Freeland man’s invention has Whidbey Island buzzing

FREELAND — The buzz and flutter of a hummingbird is unmistakable when it’s a few feet away. It sounds like a “whhrr” that buzzes and hums and is heard before it’s seen.

FREELAND — The buzz and flutter of a hummingbird is unmistakable when it’s a few feet away.

It sounds like a “whhrr” that buzzes and hums and is heard before it’s seen.

Imagine it five inches away.

That’s what inspired John Henderson, a semi-retired Freeland man, to make a hat from a hummingbird feeder. Two, actually.

“It’s fun. It’s whimsical,” Henderson said of his invention, called the Hummer Hat.

The whimsical-nature of birds feeding only inches away enticed Diane Driver to purchase one for her husband, David Albright.

“My first reaction was ‘Oh my god, this is a hat for my husband,’” Driver said, adding that she gave the Hummer Hat as a Father’s Day gift.

Henderson came up with the idea in the fall of 2008 and began making Hummer Hats soon after.

He buys used helmets and applies rods to them that extend a few inches away from the wearer’s face, and then hangs the hummingbird feeders from those rods. The Hummer Hats cost $37 and shipping is free if it is ordered on Whidbey Island.

Since then, he’s sold 35 Hummer Hats.

“Nothing I make is practical, or makes sense,” Henderson said.

The Hummer Hat made plenty of sense to Sego Jackson. The Clinton resident purchased one for his partner Raven Jirikovic, also a South Whidbey resident.

“It was a gift from my sweetie,” Jirikovic said.

“The kid in me just loves it,” she added.

Both Jackson and Jirikovic are wildlife and bird-watching enthusiasts. Jirikovic said she has three feeders around her house on South Whidbey.

But watching hummingbirds through the window doesn’t compare to watching them and feeling the air displaced by the fast flapping wings.

“It was exciting. It was thrilling,” Jirikovic said. “The hummers came right up on my ears and into my face.”

Jirikovic said both Anna’s and Rufous hummingbirds fed inches from her face.

“I got to see them up close,” she said. “I got to hear their calls and, boy, do they talk a lot. I could actually feel their wing beats next to my cheek. That was exciting.”

Henderson grew up on Whidbey Island during the summers at the Freeland home he now lives in with his wife, Judy Feldman.

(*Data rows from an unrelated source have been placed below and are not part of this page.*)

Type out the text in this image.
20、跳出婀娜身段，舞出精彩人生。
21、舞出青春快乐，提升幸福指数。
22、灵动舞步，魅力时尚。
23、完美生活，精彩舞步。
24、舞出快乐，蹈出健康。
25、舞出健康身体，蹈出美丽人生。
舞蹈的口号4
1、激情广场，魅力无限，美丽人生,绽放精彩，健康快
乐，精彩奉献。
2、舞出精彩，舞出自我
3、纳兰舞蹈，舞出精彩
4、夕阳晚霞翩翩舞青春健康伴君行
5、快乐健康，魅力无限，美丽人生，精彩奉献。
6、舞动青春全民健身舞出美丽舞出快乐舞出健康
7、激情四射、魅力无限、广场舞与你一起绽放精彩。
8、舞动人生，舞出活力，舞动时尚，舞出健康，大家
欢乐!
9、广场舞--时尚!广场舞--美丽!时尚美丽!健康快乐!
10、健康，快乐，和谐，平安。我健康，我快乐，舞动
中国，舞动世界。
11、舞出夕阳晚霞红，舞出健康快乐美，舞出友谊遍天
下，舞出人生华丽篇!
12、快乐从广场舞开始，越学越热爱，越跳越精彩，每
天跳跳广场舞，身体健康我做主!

Henderson sells the Hummer Hats from his home and on his Etsy site, www.etsy.com/shop/royroadfishcompany.

In 87 Etsy sales, Henderson has only one complaint — that the hummer hat was “obviously used.”

Since then, he makes it clear the helmets are purchased from thrift stores and cleaned. He estimated that he buys one helmet for every 10 he sees at various thrift shops.

Feldman and Henderson are a do-it-yourself couple, at least when arts and crafts are involved. Feldman creates jewelry in her spare time.

“We’re both just artsy, craftsy, hippie, want-to-be-hippies,” Henderson said.

Jirikovic and Jackson saw the conversation-starter potential of the hat, and Jirikovic said she planned to take it to an upcoming community potluck.

“I don’t think it’ll be put on a shelf by any means,” she said.

Henderson’s instructions for first-time wearers are to relax, close their eyes and focus on breathing in, then breathing out.

Once the wearer hears the hummingbird, he tells them to open their eyes, slowly.

“It’s intense,” he said.

Driver said giving the Hummer Hat to her husband was an easy decision because it matched his personality.

“It’s just an ingenious idea, and my husband’s a genius,” Driver said. “My husband’s a geek like the guy who made it. And my husband has a wild sense of humor, like the guy who made it.”

The inventiveness of the Hummer Hats led Jirikovic to regret not owning one sooner. She was an advisor for the gardening club at Coupeville Elementary School and said the students would have adored the funky feeders.

“I think the kids would dig it,” she said.

Humor and fun were the common denominator between seller and buyer. It’s hard to stay content with a home hummingbird feeder, though, when you can wear one on your head.

“People who have regular feeders out in front of their houses don’t have nearly as much fun as this man,” Feldman said of Henderson.